From the Nazi theft of art and the bombing of Coventry Cathedral to the destruction by ISIS of objects from Mosul Museum in Iraq, war devastates lives, kills people and destroys the cultural heritage that they hoped would outlive them. Sometimes destruction is accidental, but often our cherished places, objects and stories are deliberately targeted in conflict.
What Remains, the new exhibition at IWM London, in partnership with Historic England, explores why cultural heritage is attacked during war and the ways we save, protect and restore what is targeted.
Over 50 photographs, oral histories, objects and artworks will be on display, from both IWM and Historic England’s collections.
Destroying cultural heritage often strikes at the heart of our communities. What Remains highlights historic and contemporary moments where places, art and artefacts have been attacked by those who wish to exploit or even erase whole civilizations from history.
Spanning 100 years, discover stories such as Hitler’s Baedeker Raids in 1942, where German bombers targeted historic towns and cities noted in travel guides of Britain, and the Taliban destruction of the Bamiyan Buddhas in 2001.
Just as cultural heritage is attacked, it is also bravely protected, restored, or rebuilt into new forms that let us commemorate and reflect on loss. Learn about individuals and groups who risk their lives to protect culture, including Khaled al-Asaad, who died trying to protect the UNESCO World Heritage Site of Palmyra, Syria, from ISIS in 2015.
The exhibition will be opened on July 5thand will last until January 5thin Imperial War Museums in London.
The historic town of Mostar, spanning a deep valley of the Neretva River, developed in the 15th and 16th centuries as an Ottoman frontier town and during the Austro-Hungarian period in the 19th and 20th centuries. Mostar has long been known for its old Turkish houses and Old Bridge, Stari Most, after which it is named. In the 1990s conflict, however, most of the historic town and the Old Bridge, designed by the renowned architect Sinan, was destroyed.

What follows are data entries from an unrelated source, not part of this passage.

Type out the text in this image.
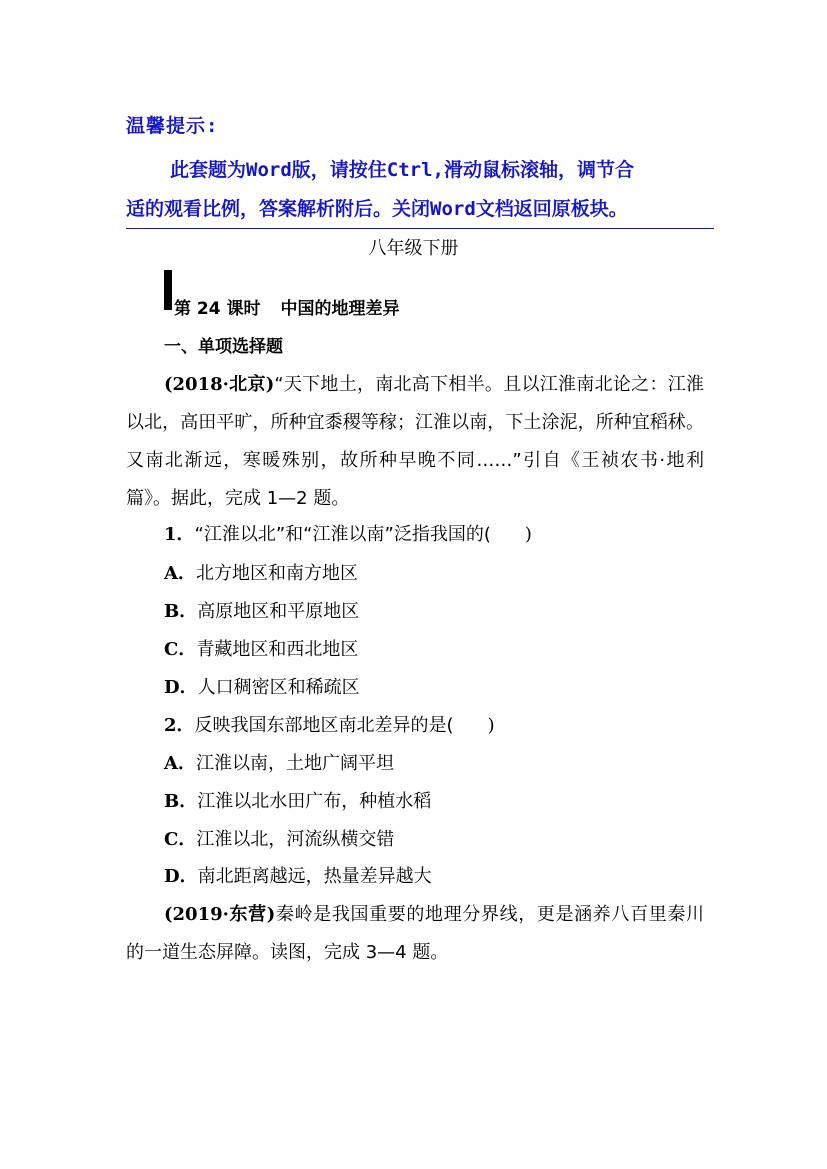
温馨提示:
此套题为Word版，请按住Ctrl,滑动鼠标滚轴，调节合
适的观看比例，答案解析附后。关闭Word文档返回原板块。
八年级下册
第 24 课时 中国的地理差异
一、单项选择题
(2018·北京)“天下地土，南北高下相半。且以江淮南北论之：江淮以北，高田平旷，所种宜黍稷等稼；江淮以南，下土涂泥，所种宜稻秫。又南北渐远，寒暖殊别，故所种早晚不同……”引自《王祯农书·地利篇》。据此，完成 1—2 题。
1．“江淮以北”和“江淮以南”泛指我国的( )
A．北方地区和南方地区
B．高原地区和平原地区
C．青藏地区和西北地区
D．人口稠密区和稀疏区
2．反映我国东部地区南北差异的是( )
A．江淮以南，土地广阔平坦
B．江淮以北水田广布，种植水稻
C．江淮以北，河流纵横交错
D．南北距离越远，热量差异越大
(2019·东营)秦岭是我国重要的地理分界线，更是涵养八百里秦川的一道生态屏障。读图，完成 3—4 题。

The Old Bridge was recently rebuilt and many of the edifices in the Old Town have been restored or rebuilt with the contribution of an international scientific committee established by UNESCO. The Old Bridge area, with its pre-Ottoman, eastern Ottoman, Mediterranean and western European architectural features, is an outstanding example of a multicultural urban settlement. The reconstructed Old Bridge and Old City of Mostar is a symbol of reconciliation, international co-operation and of the coexistence of diverse cultural, ethnic and religious communities.